Por mucho tiempo crecí con la percepción de habitar un cuerpo deforme y monstruoso. Puedo andar, pero debo revisar mis pies cada dos o tres horas para ver que no tenga ampollas o cortadas; puedo dar clases, pero no debo estar mucho tiempo de pie; puedo tener hijos, pero el riesgo de que pierda la habilidad de caminar es latente. Por lo que como consigna adopté la frase: "yo puedo hacerlo todo, solo si añado un 'pero' al final"; y eso marcó mi vida mucho tiempo. Pensaba que mi diferencia era una discapacidad, un lastre que me obligaba a quedarme en casa, a no amarme; no obstante, ahora sé que tenía que cambiar la perspectiva.


No fue fácil y me tomó algunos años, pero hoy soy muy feliz, me entiendo y me amo como soy. He aprendido que el principio estaba en reconocer quién era yo para poder abrazar mi diferencia y nunca más tratar de esconderla o de camuflarme entre las demás personas. La gente que me rodea me llena de amor y ha aprendido a cuidarme, así como yo me cuido. Mi discapacidad estaba también en mi pensamiento, a fin de cuentas: ¿quién es ser normal?, ¿qué es ser anormal?, y ¿quién nos dice cuáles son los márgenes de la normalidad? ¿En qué momento empezamos a ser raras, deformes, monstruosas en lugar de hermosas, diversas, especiales?

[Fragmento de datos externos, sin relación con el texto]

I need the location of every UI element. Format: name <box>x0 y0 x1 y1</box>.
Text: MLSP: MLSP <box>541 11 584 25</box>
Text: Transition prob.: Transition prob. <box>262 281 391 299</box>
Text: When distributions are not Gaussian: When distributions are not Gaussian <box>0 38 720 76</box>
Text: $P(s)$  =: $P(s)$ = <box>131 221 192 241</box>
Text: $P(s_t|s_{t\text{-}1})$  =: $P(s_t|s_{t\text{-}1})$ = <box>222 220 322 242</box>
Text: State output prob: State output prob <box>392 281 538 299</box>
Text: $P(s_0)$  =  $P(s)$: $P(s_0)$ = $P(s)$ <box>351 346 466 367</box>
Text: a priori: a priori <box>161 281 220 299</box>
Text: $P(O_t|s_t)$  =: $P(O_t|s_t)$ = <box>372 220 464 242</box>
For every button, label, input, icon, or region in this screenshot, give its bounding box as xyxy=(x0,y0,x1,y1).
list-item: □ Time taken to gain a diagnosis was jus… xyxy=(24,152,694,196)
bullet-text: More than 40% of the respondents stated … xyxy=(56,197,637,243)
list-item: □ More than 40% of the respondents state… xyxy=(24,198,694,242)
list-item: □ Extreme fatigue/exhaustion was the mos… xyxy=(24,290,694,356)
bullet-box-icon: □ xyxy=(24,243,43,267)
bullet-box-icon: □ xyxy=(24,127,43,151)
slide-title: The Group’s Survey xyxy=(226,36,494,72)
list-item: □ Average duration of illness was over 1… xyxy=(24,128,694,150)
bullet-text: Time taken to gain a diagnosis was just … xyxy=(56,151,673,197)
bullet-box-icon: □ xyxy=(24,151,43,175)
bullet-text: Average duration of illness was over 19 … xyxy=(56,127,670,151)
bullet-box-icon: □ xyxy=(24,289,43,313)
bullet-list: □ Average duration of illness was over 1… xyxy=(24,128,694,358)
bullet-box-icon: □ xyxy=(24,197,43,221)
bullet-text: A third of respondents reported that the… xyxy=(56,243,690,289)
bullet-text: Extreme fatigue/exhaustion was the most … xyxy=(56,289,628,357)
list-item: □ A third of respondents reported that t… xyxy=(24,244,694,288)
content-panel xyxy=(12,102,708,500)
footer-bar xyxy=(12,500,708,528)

Hoy me parece muy importante visibilizar las diferencias, porque al final, son lo que nos hace ser nosotras mismas. En el proceso de amarnos y abrazarnos nos sorprendemos de que incluso son esas cosas raras y fuera de lo común las que hacen también a las demás personas amarnos.


El camino para amarme y aceptarme no fue fácil; fui a terapia psicológica, he hablado con mi familia, con mis amistades, y ahora digo con orgullo que no soy igual a las demás personas, solo… soy yo.